Britain certainly doesn't want Austria destroyed, but nor does anyone else. Its collapse would probably lead to a Greater Germany stretching all the way to the Adriatic, and an independent Hungary whose leaders have traditional ties to Polish nationalists. The Tsar won't want either. In case of war he may take Eastern Galicia for himself and possibly Transylvania for Rumania, but that's probably about it. And none of this wiil harm Britain. In any case, even if she does intervene, she is powerless to do anything to save Austria. She may (just possibly) save a border fortress or two for France, but that's no help in Central Europe or the Near East. Not to mention that in the process she has, quite needlessly, made an enemy of Germany, with whom she has no issues.

It took more than thirty years to get Britain into the anti-German camp, and by then the circumstances were utterly different. Germany's growth in population and industrial might (not even a gleam on the horizon in 1870) put her in a position to completely dominate Europe in a way that was impossible three decades before., when France Germany and Austria all had similar populations and none was industrialised in any serious way. Nor was Prussia building a fleet of ironclads two-thirds the size of the RN. The forces that pushed Britain into the Triple Entente simply didn't exist and couldn't be made to exist.

Point 1: I'm dabbling with it.
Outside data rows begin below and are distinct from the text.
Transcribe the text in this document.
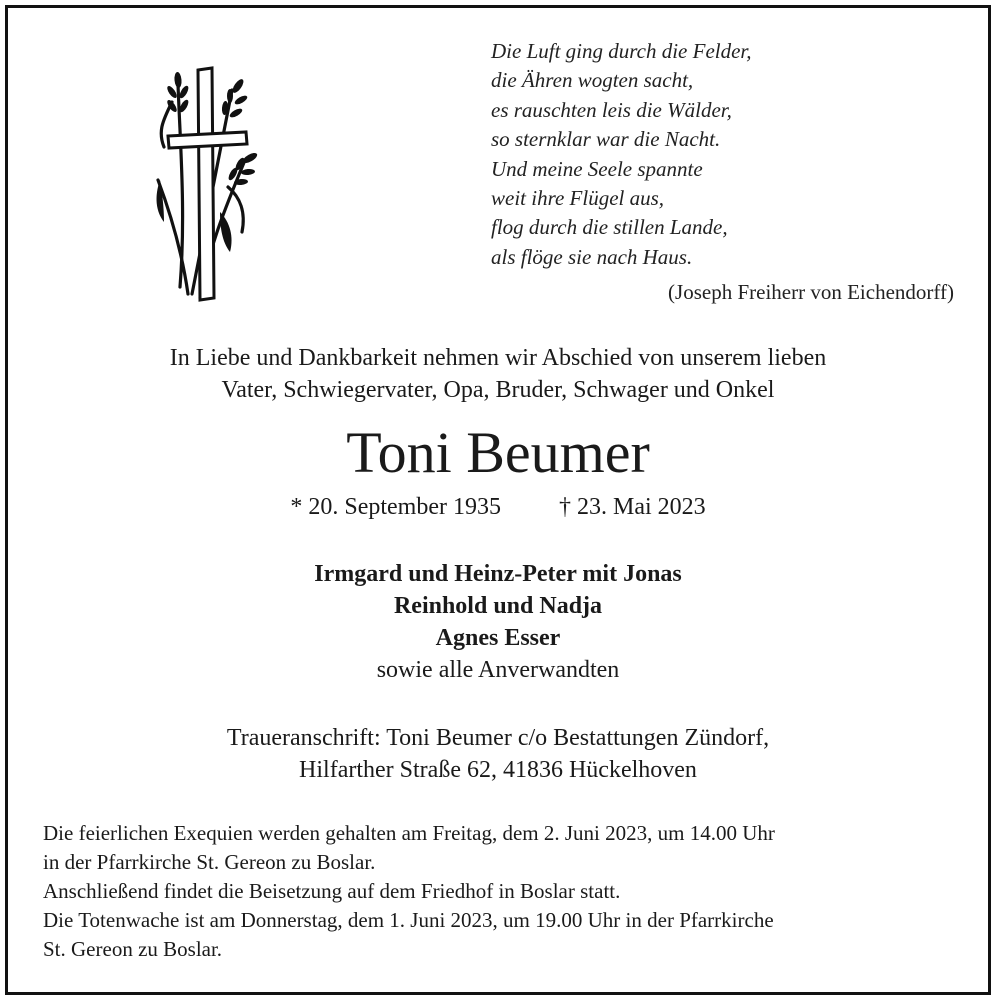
Die Luft ging durch die Felder,
die Ähren wogten sacht,
es rauschten leis die Wälder,
so sternklar war die Nacht.
Und meine Seele spannte
weit ihre Flügel aus,
flog durch die stillen Lande,
als flöge sie nach Haus.
(Joseph Freiherr von Eichendorff)
In Liebe und Dankbarkeit nehmen wir Abschied von unserem lieben
Vater, Schwiegervater, Opa, Bruder, Schwager und Onkel
Toni Beumer
* 20. September 1935 † 23. Mai 2023
Irmgard und Heinz-Peter mit Jonas
Reinhold und Nadja
Agnes Esser
sowie alle Anverwandten
Traueranschrift: Toni Beumer c/o Bestattungen Zündorf,
Hilfarther Straße 62, 41836 Hückelhoven
Die feierlichen Exequien werden gehalten am Freitag, dem 2. Juni 2023, um 14.00 Uhr
in der Pfarrkirche St. Gereon zu Boslar.
Anschließend findet die Beisetzung auf dem Friedhof in Boslar statt.
Die Totenwache ist am Donnerstag, dem 1. Juni 2023, um 19.00 Uhr in der Pfarrkirche
St. Gereon zu Boslar.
A total Russian victory and not heeding a British call to arms could spell isolation and disaster for the Ottomans, but it REALLY needs British intervention before they could countenance that possibility
2: No, not necessarily. But the French are less immediate enemies than the marauding Russians. The British and French co-operated to some extent after Crimea, in Mexico for instance (forgive me when I'm wrong). By 1870, there's no way that the French could threaten India, but the Russian threat was very real
3: Britain begins to have balance of power issues with Prussia by 1870 even in our OTL. I'd refer you to Disraeli's speech, and other concern arising from Britain. Remember Britain DID intervene to stop Prussian expansion into Schwelsig in 1848, it's not out of the question that they'd attempt to contain Prussian again. So France 'needlessly' making an enemy of Prussia would not be the description used in Westminster halls of power, that's for sure. Certainly the 'Baden Crisis' or an attempt by Prussia to invade and incorporate the South
4: A good point. Certainly for my next write up I am considering this and I heed the point that Russia doesn't want to kill the Habsburg empire, although it was observed it "couldn't survive another loss'. The problem with a more limited arrangement, such as Prussia swallowing the rest of Bohemia and Tsar getting Balkan guarantees and Galicia is that it may swiftly not become fit for purpose with domestic pressure in Prussia. The Pan-Nationalists would certainly seize the second war to advocate for a definitive end to the 'Austrian problem'- the eradication of Austria and the formation of Greater Germany. The King of Prussia can't just rule this out, because then the war seems pointless and he can't mobilise German popular opinion in the way he could otherwise, and thus has to at least entertain this idea in public. FOr all the British know, he is serious. If the war drags on 4 years, it is both unlikely that the Hapsburgs could survive or that Germany could withstand Grossdeutschland domestic pressure; otherwise what was the conflict for?
5: In 1905 foreign brinkmanship combined with a growth in German industrial strength to deeply scare the British, yes. But this brinkmanship would be immediately more serious. Prussia swallowed North Germany and is threatening to emaciate the Austrian Empire and carve up Europe with Russia, all in a few short years. These ruptures to the balance of power, far worse than in our OTL, would drive Britain towards war.